Beneath an open-air tent on the grounds of JCC MetroWest’s Camp Deeny Riback in Flanders, campers and counselors joined project coordinator Jill Tekel in boxing tubes of toothpaste, vials of deodorant, and tins of shaving cream into care packages for members of the American armed forces serving in Afghanistan and Iraq.

“Regardless of how one feels about the war, it is important that all of us show we care about the men and women serving their country,” said Tekel, who serves as the UJC coordinator of leadership development. “We are doing a good deed.”

Rather than report to their offices, UJA Campaign director Jeff Korbman, facilities director Frank Korczukowski, and marketing and communications productions manager Tony Barragato turned up in work clothes at a group residence in West Caldwell operated by the Jewish Service for the Developmentally Disabled.

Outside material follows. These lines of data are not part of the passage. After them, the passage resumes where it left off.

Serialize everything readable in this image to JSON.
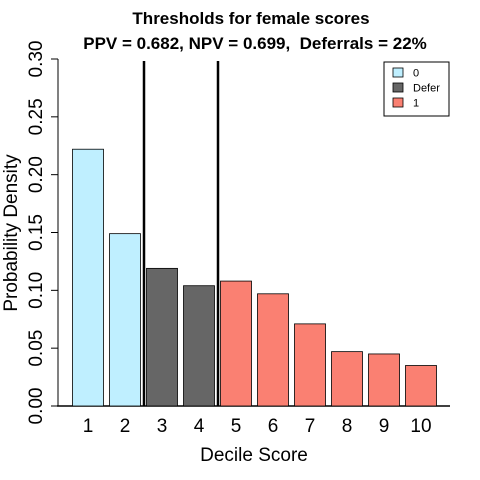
{
  "chart_data": {
    "type": "bar",
    "title": "Thresholds for female scores",
    "subtitle": "PPV = 0.682, NPV = 0.699,  Deferrals = 22%",
    "xlabel": "Decile Score",
    "ylabel": "Probability Density",
    "ylim": [
      0,
      0.3
    ],
    "yticks": [
      "0.00",
      "0.05",
      "0.10",
      "0.15",
      "0.20",
      "0.25",
      "0.30"
    ],
    "categories": [
      "1",
      "2",
      "3",
      "4",
      "5",
      "6",
      "7",
      "8",
      "9",
      "10"
    ],
    "values": [
      0.222,
      0.149,
      0.119,
      0.104,
      0.108,
      0.097,
      0.071,
      0.047,
      0.045,
      0.035
    ],
    "bar_groups": [
      "0",
      "0",
      "Defer",
      "Defer",
      "1",
      "1",
      "1",
      "1",
      "1",
      "1"
    ],
    "thresholds": [
      2.5,
      4.5
    ],
    "legend": {
      "position": "top-right",
      "items": [
        {
          "label": "0",
          "color": "#BFEFFF"
        },
        {
          "label": "Defer",
          "color": "#666666"
        },
        {
          "label": "1",
          "color": "#FA8072"
        }
      ]
    },
    "grid": false
  }
}
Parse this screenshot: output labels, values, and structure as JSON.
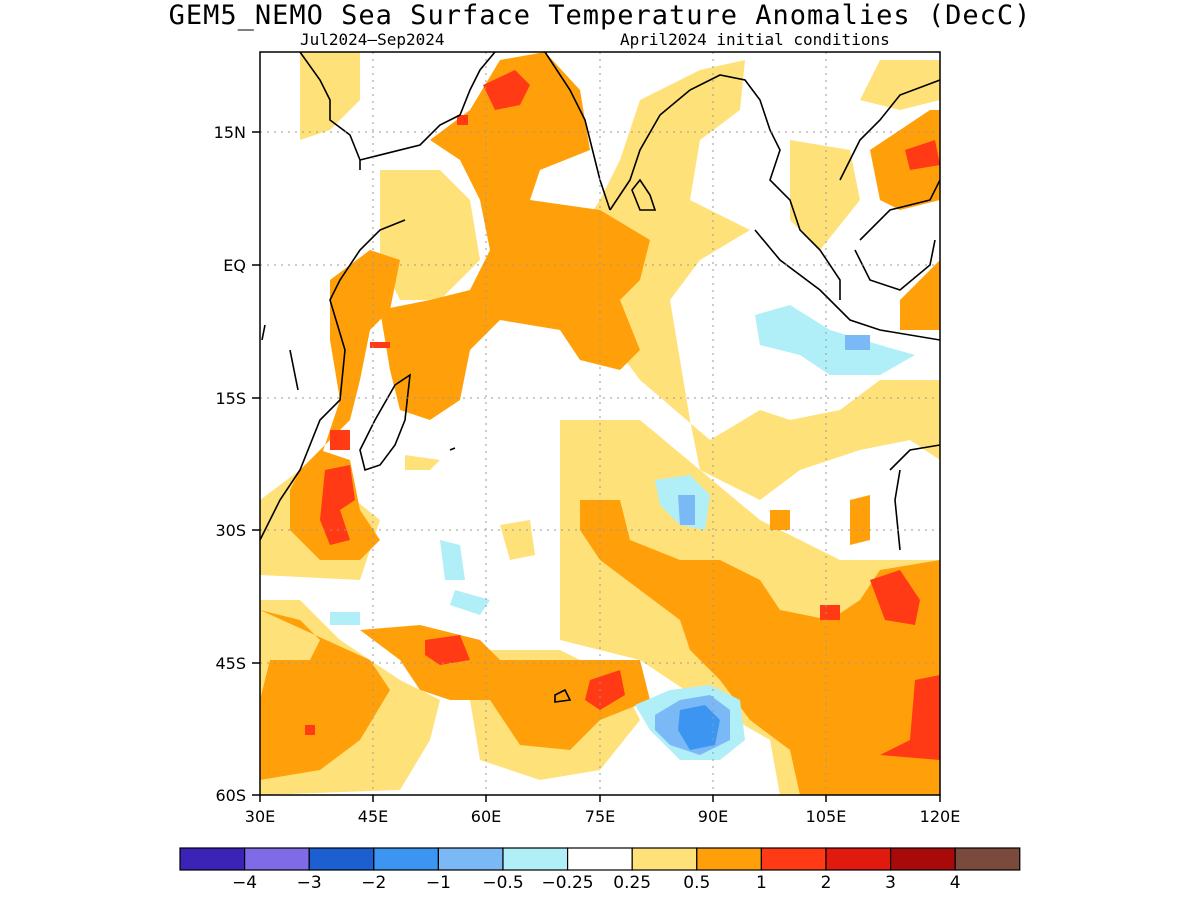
{
  "title": "GEM5_NEMO Sea Surface Temperature Anomalies (DecC)",
  "subtitle_left": "Jul2024—Sep2024",
  "subtitle_right": "April2024 initial conditions",
  "map": {
    "lon_range": [
      30,
      120
    ],
    "lat_range": [
      -60,
      25
    ],
    "lon_ticks": [
      "30E",
      "45E",
      "60E",
      "75E",
      "90E",
      "105E",
      "120E"
    ],
    "lat_ticks": [
      "15N",
      "EQ",
      "15S",
      "30S",
      "45S",
      "60S"
    ],
    "grid": true
  },
  "colorbar": {
    "colors": [
      "#3a23b6",
      "#7f6be6",
      "#1b5fd0",
      "#3c96f1",
      "#7ab8f6",
      "#b0eef8",
      "#ffffff",
      "#ffe17a",
      "#ffa00a",
      "#ff3a14",
      "#e11a0f",
      "#a80a0a",
      "#7a4b3c"
    ],
    "labels": [
      "−4",
      "−3",
      "−2",
      "−1",
      "−0.5",
      "−0.25",
      "0.25",
      "0.5",
      "1",
      "2",
      "3",
      "4"
    ]
  },
  "anomaly_colors": {
    "pale_yellow": "#ffe17a",
    "orange": "#ffa00a",
    "red": "#ff3a14",
    "light_cyan": "#b0eef8",
    "light_blue": "#7ab8f6",
    "blue": "#3c96f1"
  }
}
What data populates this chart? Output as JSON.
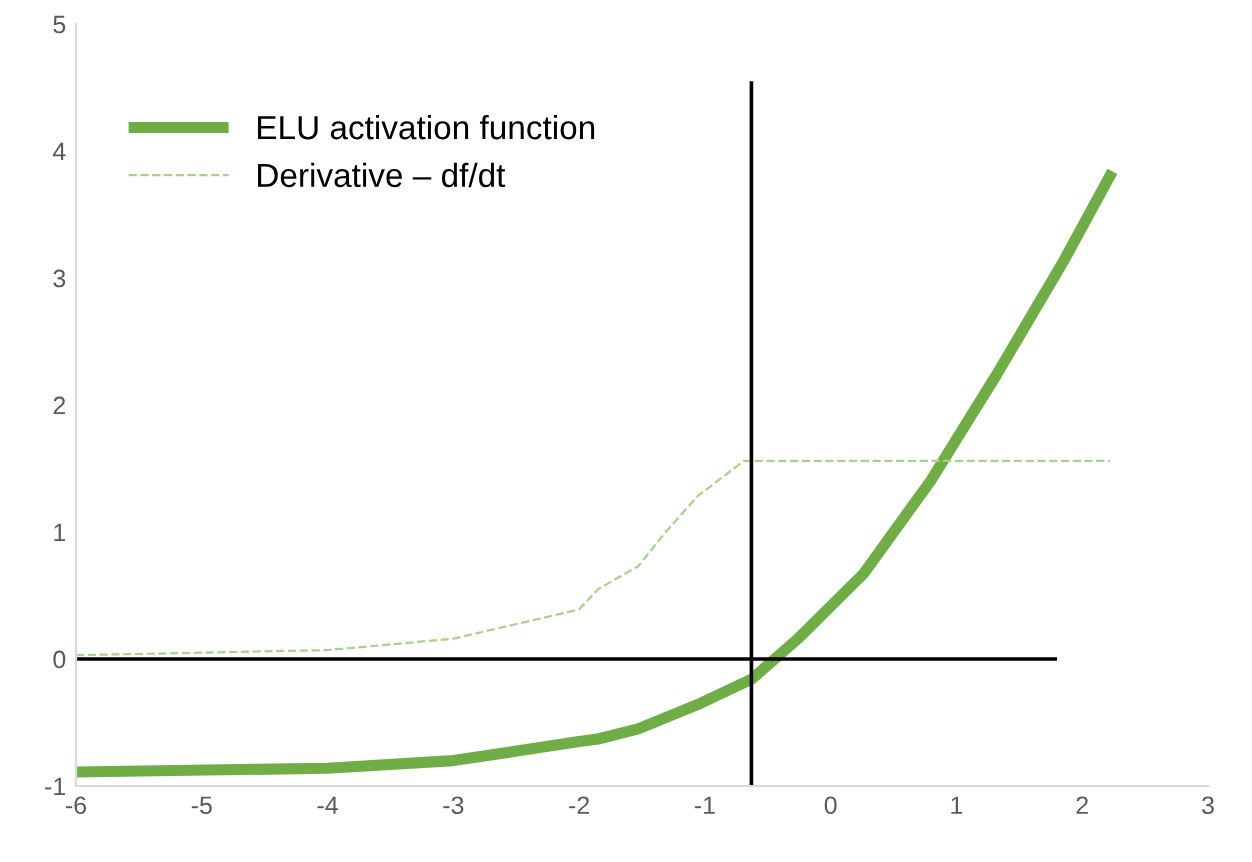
{
  "chart_data": {
    "type": "line",
    "xlim": [
      -6,
      3
    ],
    "ylim": [
      -1,
      5
    ],
    "xticks": [
      -6,
      -5,
      -4,
      -3,
      -2,
      -1,
      0,
      1,
      2,
      3
    ],
    "yticks": [
      -1,
      0,
      1,
      2,
      3,
      4,
      5
    ],
    "grid": false,
    "legend": "top left",
    "series": [
      {
        "name": "ELU activation function",
        "color": "#70ad47",
        "line_style": "solid",
        "x": [
          -6,
          -4,
          -3,
          -2,
          -1.85,
          -1.53,
          -1.06,
          -0.63,
          -0.26,
          0.26,
          0.8,
          1.32,
          1.85,
          2.24
        ],
        "values": [
          -0.89,
          -0.86,
          -0.8,
          -0.65,
          -0.63,
          -0.55,
          -0.36,
          -0.16,
          0.16,
          0.67,
          1.41,
          2.24,
          3.13,
          3.84
        ]
      },
      {
        "name": "Derivative – df/dt",
        "color": "#a9d18e",
        "line_style": "dashed",
        "x": [
          -6,
          -4,
          -3,
          -2,
          -1.85,
          -1.53,
          -1.32,
          -1.06,
          -0.69,
          2.22
        ],
        "values": [
          0.03,
          0.07,
          0.16,
          0.39,
          0.55,
          0.73,
          0.99,
          1.28,
          1.56,
          1.56
        ]
      },
      {
        "color": "#000000",
        "line_style": "solid",
        "x": [
          -6,
          1.8
        ],
        "values": [
          0,
          0
        ]
      },
      {
        "color": "#000000",
        "line_style": "solid",
        "x": [
          -0.63,
          -0.63
        ],
        "values": [
          -1,
          4.55
        ]
      }
    ]
  }
}
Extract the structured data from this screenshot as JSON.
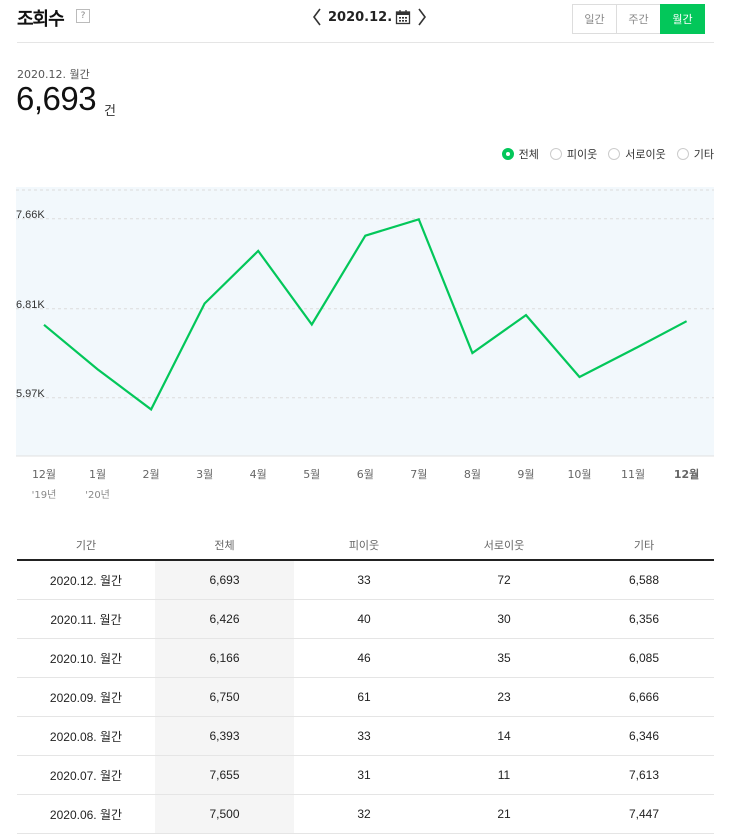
{
  "header": {
    "title": "조회수",
    "help_label": "?",
    "nav_date": "2020.12.",
    "period_tabs": [
      {
        "label": "일간",
        "active": false
      },
      {
        "label": "주간",
        "active": false
      },
      {
        "label": "월간",
        "active": true
      }
    ]
  },
  "summary": {
    "period": "2020.12. 월간",
    "total": "6,693",
    "unit": "건"
  },
  "legend": [
    {
      "label": "전체",
      "selected": true
    },
    {
      "label": "피이웃",
      "selected": false
    },
    {
      "label": "서로이웃",
      "selected": false
    },
    {
      "label": "기타",
      "selected": false
    }
  ],
  "colors": {
    "accent": "#03c75a",
    "chart_bg": "#f2f8fc"
  },
  "chart_data": {
    "type": "line",
    "categories": [
      "12월",
      "1월",
      "2월",
      "3월",
      "4월",
      "5월",
      "6월",
      "7월",
      "8월",
      "9월",
      "10월",
      "11월",
      "12월"
    ],
    "year_labels": [
      {
        "index": 0,
        "label": "'19년"
      },
      {
        "index": 1,
        "label": "'20년"
      }
    ],
    "series": [
      {
        "values": [
          6659,
          6240,
          5860,
          6860,
          7357,
          6662,
          7500,
          7655,
          6393,
          6750,
          6166,
          6426,
          6693
        ]
      }
    ],
    "y_ticks": [
      {
        "value": 7660,
        "label": "7.66K"
      },
      {
        "value": 6810,
        "label": "6.81K"
      },
      {
        "value": 5970,
        "label": "5.97K"
      }
    ],
    "ylim": [
      5420,
      7960
    ],
    "grid": true
  },
  "table": {
    "headers": [
      "기간",
      "전체",
      "피이웃",
      "서로이웃",
      "기타"
    ],
    "rows": [
      [
        "2020.12. 월간",
        "6,693",
        "33",
        "72",
        "6,588"
      ],
      [
        "2020.11. 월간",
        "6,426",
        "40",
        "30",
        "6,356"
      ],
      [
        "2020.10. 월간",
        "6,166",
        "46",
        "35",
        "6,085"
      ],
      [
        "2020.09. 월간",
        "6,750",
        "61",
        "23",
        "6,666"
      ],
      [
        "2020.08. 월간",
        "6,393",
        "33",
        "14",
        "6,346"
      ],
      [
        "2020.07. 월간",
        "7,655",
        "31",
        "11",
        "7,613"
      ],
      [
        "2020.06. 월간",
        "7,500",
        "32",
        "21",
        "7,447"
      ]
    ]
  }
}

Armed with brushes and rollers, they redecorated faded off-white walls with colorful green paint. “We’re doing a mitzva,” said Korczukowski as he gently applied trim to a closet wall.

In East Orange, Fran Weiss, senior writer in the marketing and communications department, assisted clients of the Jewish Vocational Service of MetroWest in a literacy project and an English-as-a-second-language class.

As a team of volunteers led by Faina Pasichenko, a native of Moscow who handles accounts receivable in the UJA Campaign’s finance department, set up chess pieces and shuffled cards in the second-floor game room at the Lester Jewish Senior Housing Complex in Whippany, her young daughter, Marsha, sat down at the piano and played Scott Joplin’s ragtime piece “The Entertainer.”

Within moments, she had lured resident Lee Hochheiser over to join her on the bench, then listened while Hochheiser entertained a growing audience with the song “Sunrise, Sunset.”

To Marsha’s mother, the day was a chance “to do something and enjoy the process. It is really so nice to do something for this community.”

Her daughter, young enough to be Hochheiser’s great-grandchild, agreed.

“It makes people feel good about themselves,” she said.